Furioso al verla ir a defender la causa europea de Georgia en Bruselas, París, Berlín e incluso Varsovia, Sueño Georgiano anunció, el lunes 7 de octubre, que pedía su despido por haber realizado estos viajes sin la luz verde del gobierno.
Queda un cuarto actor, invisible, Vladimir Putin, cuyas tropas han ocupado el 20% del territorio desde la guerra de 2008
En realidad, Rusia nunca se fue -suspira un diplomático europeo - cree que es dueña de Georgia». Para gran consternación de la UE, se han reanudado las conexiones aéreas entre Rusia y Georgia: tres veces por semana, un vuelo Tiflis -Niza permite a los rusos, privados de vuelos directos desde Moscú a la UE, llegar a la Costa Azul. En Tiflis han florecido tiendas de lujo para vestir a los exiliados rusos que acuden en masa desde el 24 de febrero de 2022.
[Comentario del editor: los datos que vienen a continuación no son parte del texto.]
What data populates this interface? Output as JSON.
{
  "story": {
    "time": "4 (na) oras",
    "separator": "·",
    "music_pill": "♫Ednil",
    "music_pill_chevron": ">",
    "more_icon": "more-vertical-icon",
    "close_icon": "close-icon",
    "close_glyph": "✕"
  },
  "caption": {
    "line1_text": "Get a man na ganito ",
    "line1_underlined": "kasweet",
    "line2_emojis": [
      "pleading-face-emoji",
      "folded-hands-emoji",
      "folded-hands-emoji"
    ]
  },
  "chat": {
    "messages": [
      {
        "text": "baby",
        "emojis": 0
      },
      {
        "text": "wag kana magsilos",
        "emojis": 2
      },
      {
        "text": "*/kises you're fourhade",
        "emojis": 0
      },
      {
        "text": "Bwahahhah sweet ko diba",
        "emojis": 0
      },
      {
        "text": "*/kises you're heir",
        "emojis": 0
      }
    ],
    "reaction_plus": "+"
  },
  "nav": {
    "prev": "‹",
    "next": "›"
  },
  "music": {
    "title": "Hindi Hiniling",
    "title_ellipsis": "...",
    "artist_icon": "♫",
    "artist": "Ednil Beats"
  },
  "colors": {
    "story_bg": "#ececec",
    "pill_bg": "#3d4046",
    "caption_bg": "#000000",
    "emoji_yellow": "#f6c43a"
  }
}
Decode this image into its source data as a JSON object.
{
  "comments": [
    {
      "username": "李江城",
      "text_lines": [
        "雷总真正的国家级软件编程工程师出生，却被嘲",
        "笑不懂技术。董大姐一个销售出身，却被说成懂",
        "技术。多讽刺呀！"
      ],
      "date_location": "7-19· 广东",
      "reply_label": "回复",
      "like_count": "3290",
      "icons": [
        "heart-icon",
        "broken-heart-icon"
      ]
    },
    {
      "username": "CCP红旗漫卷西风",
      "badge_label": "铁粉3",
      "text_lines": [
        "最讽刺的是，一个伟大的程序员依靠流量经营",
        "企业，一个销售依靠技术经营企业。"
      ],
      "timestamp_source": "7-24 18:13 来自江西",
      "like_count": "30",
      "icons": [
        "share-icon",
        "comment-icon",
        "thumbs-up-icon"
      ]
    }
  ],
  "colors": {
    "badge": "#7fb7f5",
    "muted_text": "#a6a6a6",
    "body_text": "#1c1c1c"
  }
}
¿Dejará la UE su papel benevolente que, como ironiza un experto occidental, se traduce en
“financiar las rutas que los chinos están construyendo y que los rusos pueden bloquear con un simple tanque”? El resultado de estas elecciones quizás le obligue a hacerlo. Por ahora, la oposición y la presidenta cuentan sobre todo con movilizar al electorado, la mejor manera, en su opinión, de frustrar el fraude (y los peores escenarios).